Vassegh didn't stop there, however, as the so-called sports media personality stooped to the level of accusing the peeved Cubs fans who were blowing up his Twitter mentions of being disingenuous members of the Cubs fan base. Sending out a petty tweet concerning "brand-new hats," Vassegh accused members of arguably the most passionate, loyal fan base in American sports as being fair-weather phonies. Good thing that the Los Angeles sports scene has not been teeming with fair-weather phonies for decades now. Oh, wait. It definitely has.

This blowhard mouthpiece assuredly quit while he was this far ahead, right? Wrong! While his Dodgers were getting shut out on Wednesday afternoon, Vassegh posted a tongue-in-cheek, backhanded compliment concerning Cubs right fielder Jason Heyward, who threw out Dodgers shortstop Chris Taylor at the plate with an incredible outfield assist.

Referencing Heyward's steep $184 million contract, Vassegh implied that the only thing about Heyward worth that kind of money is his throwing arm. This was dumb for a couple of reasons. For one, Heyward, has been one of the hottest hitters in baseball over the course of the past few weeks. If Vassegh actually did his job and analyzed the sport that he is paid to cover, instead of wasting time scheming his vitriolic Twitter attacks, he might know that. Regardless, the timing of tweeting subversive criticism of Heyward's plate production could not have been any worse. And, for the record, Heyward's first name is Jason, not Jayson. Vassegh might want to spellcheck his passive-aggressive tweets in the future if he wants to be considered anything more than an attention-seeking troll.

Also, for anyone associated with the Dodgers to slight another franchise for fiscal irresponsibility is beyond audacious. Think about that. A radio personality who covers the Dodgers, a franchise that was most recently sold because its owner went bankrupt, poked fun at something as minor as a bloated contract.
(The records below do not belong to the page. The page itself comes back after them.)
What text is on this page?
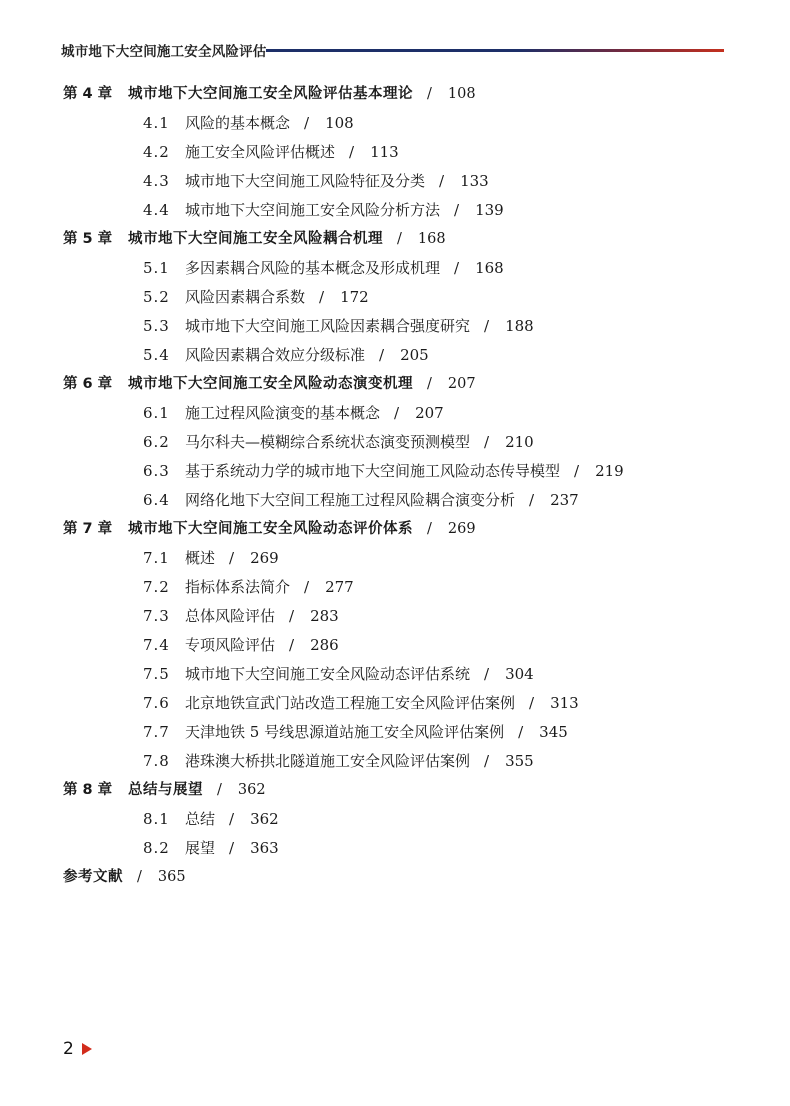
城市地下大空间施工安全风险评估
第 4 章 城市地下大空间施工安全风险评估基本理论 / 108
4.1 风险的基本概念 / 108
4.2 施工安全风险评估概述 / 113
4.3 城市地下大空间施工风险特征及分类 / 133
4.4 城市地下大空间施工安全风险分析方法 / 139
第 5 章 城市地下大空间施工安全风险耦合机理 / 168
5.1 多因素耦合风险的基本概念及形成机理 / 168
5.2 风险因素耦合系数 / 172
5.3 城市地下大空间施工风险因素耦合强度研究 / 188
5.4 风险因素耦合效应分级标准 / 205
第 6 章 城市地下大空间施工安全风险动态演变机理 / 207
6.1 施工过程风险演变的基本概念 / 207
6.2 马尔科夫—模糊综合系统状态演变预测模型 / 210
6.3 基于系统动力学的城市地下大空间施工风险动态传导模型 / 219
6.4 网络化地下大空间工程施工过程风险耦合演变分析 / 237
第 7 章 城市地下大空间施工安全风险动态评价体系 / 269
7.1 概述 / 269
7.2 指标体系法简介 / 277
7.3 总体风险评估 / 283
7.4 专项风险评估 / 286
7.5 城市地下大空间施工安全风险动态评估系统 / 304
7.6 北京地铁宣武门站改造工程施工安全风险评估案例 / 313
7.7 天津地铁 5 号线思源道站施工安全风险评估案例 / 345
7.8 港珠澳大桥拱北隧道施工安全风险评估案例 / 355
第 8 章 总结与展望 / 362
8.1 总结 / 362
8.2 展望 / 363
参考文献 / 365
2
Yes, a media member who covers the Dodgers, a team that's so familiar with the luxury tax that it might as well be renamed the Dodger tax, had the unmitigated gall to castigate the Cubs for overpaying a player.

And, to cap off Vassegh's impeccable display of juvenile Twitter behavior, he referred to the fans in attendance at Wrigley Field for the series finale as "tourists" while chastising them for chanting Cubs second baseman Javier Baez's name after he produced a stellar unassisted double play.

So, to recap, not only did Vassegh denounce the Cubs fans at Wrigley Field, who are fondly known as the "Bleacher Bums" for their undying devotion to filling the Wrigley Field seats for over a century now, as being nothing more than tourists, but he also denigrated them for showing support for one of their team's star players after he made a highlight reel-worthy play.

Because, according to Vassegh's philosophy, getting excited over June baseball is ridiculous. Evidently, in Los Angeles, where all of the "real" baseball fans are, it's not worth supporting a baseball team until late in the season (assuming the team is really good, of course). After all, in Vassegh's incredibly meaningless opinion, only bandwagon fans get enthused about something as insignificant as a regular-season double play.

For tried-and-true baseball fans like Vassegh, aimlessly trolling the best fan base in Major League Baseball on social media and not getting fired up about your favorite team until the playoffs start is the way to go. And, if you don't do that, you're nothing more than a bandwagon fan. Evidently, logic isn't a required skill for earning a spot on the Los Angeles sports talk radio airwaves. Thankfully, we have blowhard meatheads like David Vassegh to constantly remind us of that.